La imaginación de los simios ya no es una hipótesis romántica ni una anécdota etológica. La ciencia acaba de demostrar que los grandes simios pueden fingir, imaginar objetos inexistentes y razonar sobre ellos con precisión sorprendente.

La imaginación de los simios, según este trabajo experimental publicado en Science, comparte raíces evolutivas profundas con la humana. Y obliga a replantear uno de los pilares más arraigados de nuestra supuesta excepcionalidad cognitiva.



Imaginación de los simios: fingir, imaginar y saber que no es real

Un estudio publicado en Science demuestra que la imaginación de los simios incluye juego simbólico y objetos ficticios, una capacidad cognitiva que hasta ahora se creía exclusiva del ser humano.

Las representaciones secundarias permiten a los individuos ir más allá del presente e imaginar escenarios hipotéticos o alternativos. Esto facilita el desarrollo de habilidades como la atribución de estados mentales, la planificación futura y la simulación.

Una nueva investigación sugiere que esta capacidad estaba presente en Kanzi, un bonobo entrenado para comunicarse con humanos que falleció el año pasado. Los hallazgos desafían la creencia arraigada de que la imaginación es exclusiva de los humanos.



Los simios no solo tienen imaginación, sino que además saben jugar a fingir, una habilidad que se creía exclusiva de los seres humanos, según un estudio publicado en Science.

Diseñando unos experimentos específicos, Amalia P. M. Bastos y Christopher Krupenye, de la Universidad estadounidense Johns Hopkins, demostraron que los simios tienen esta capacidad.
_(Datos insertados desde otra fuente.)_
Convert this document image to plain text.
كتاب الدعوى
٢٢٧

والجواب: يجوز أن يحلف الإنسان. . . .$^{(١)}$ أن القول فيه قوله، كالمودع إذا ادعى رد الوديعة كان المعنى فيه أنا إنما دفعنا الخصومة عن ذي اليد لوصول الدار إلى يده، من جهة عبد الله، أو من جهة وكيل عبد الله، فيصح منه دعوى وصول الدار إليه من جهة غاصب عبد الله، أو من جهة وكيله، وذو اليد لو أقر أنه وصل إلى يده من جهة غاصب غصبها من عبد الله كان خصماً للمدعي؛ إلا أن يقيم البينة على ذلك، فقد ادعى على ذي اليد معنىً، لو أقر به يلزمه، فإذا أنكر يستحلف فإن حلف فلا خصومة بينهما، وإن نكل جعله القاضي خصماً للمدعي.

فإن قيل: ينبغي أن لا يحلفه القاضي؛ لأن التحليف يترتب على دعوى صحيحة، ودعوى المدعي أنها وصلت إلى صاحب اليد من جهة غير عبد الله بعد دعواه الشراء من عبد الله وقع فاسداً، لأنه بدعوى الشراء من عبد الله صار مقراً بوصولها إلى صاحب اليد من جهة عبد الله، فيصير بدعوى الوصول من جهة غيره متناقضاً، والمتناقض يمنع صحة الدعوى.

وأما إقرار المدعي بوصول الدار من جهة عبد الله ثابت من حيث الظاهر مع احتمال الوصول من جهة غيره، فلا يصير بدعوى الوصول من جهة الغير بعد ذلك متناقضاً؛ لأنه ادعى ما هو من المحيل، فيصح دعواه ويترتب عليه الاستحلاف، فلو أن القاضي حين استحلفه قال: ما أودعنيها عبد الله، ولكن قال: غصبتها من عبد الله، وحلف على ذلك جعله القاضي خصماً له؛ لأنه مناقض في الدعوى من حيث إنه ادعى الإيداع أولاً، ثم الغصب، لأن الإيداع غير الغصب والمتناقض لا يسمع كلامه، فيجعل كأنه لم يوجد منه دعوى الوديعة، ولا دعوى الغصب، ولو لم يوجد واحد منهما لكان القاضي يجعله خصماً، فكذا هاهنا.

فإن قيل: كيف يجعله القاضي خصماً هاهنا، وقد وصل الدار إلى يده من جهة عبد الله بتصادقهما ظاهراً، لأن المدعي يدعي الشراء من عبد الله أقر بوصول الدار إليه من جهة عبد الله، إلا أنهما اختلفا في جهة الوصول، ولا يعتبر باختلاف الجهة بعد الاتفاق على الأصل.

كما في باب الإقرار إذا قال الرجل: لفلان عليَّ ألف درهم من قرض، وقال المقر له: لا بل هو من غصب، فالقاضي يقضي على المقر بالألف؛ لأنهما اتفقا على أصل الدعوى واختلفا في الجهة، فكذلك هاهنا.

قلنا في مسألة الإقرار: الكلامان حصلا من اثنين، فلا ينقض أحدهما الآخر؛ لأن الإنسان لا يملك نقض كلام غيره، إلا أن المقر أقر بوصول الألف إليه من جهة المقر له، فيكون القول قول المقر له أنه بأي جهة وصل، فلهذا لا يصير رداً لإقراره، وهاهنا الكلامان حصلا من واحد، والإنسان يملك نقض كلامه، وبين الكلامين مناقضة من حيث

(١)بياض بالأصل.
Que probablemente surgió de los ancestros evolutivos comunes de unos y otros, hace entre seis y nueve millones de años.

Kanzi, el bonobo que cambió las reglas del pensamiento animal

Los investigadores realizaron el estudio con Kanzi, un bonobo de 43 años de la organización Ape Initiative, que en tres pruebas demostró con rotundidad que era capaz de imaginar y entender objetos ficticios, lo que en humanos se conoce como ‘representaciones secundarias’.

Las representaciones secundarias nos permiten alejarnos del ‘aquí y ahora’ y generar posibilidades imaginarias, hipotéticas o alternativas desvinculadas de la realidad. Lo que hace posible capacidades cognitivas excepcionales como atribuir estados mentales, anticipar futuros posibles o simular.

El estudio ha demostrado que esta capacidad también forma parte del potencial coginitivo de otros primates. Al menos de Kanzi, un bonobo criado en cautividad y entrenado para comunicarse con los humanos que falleció el año pasado.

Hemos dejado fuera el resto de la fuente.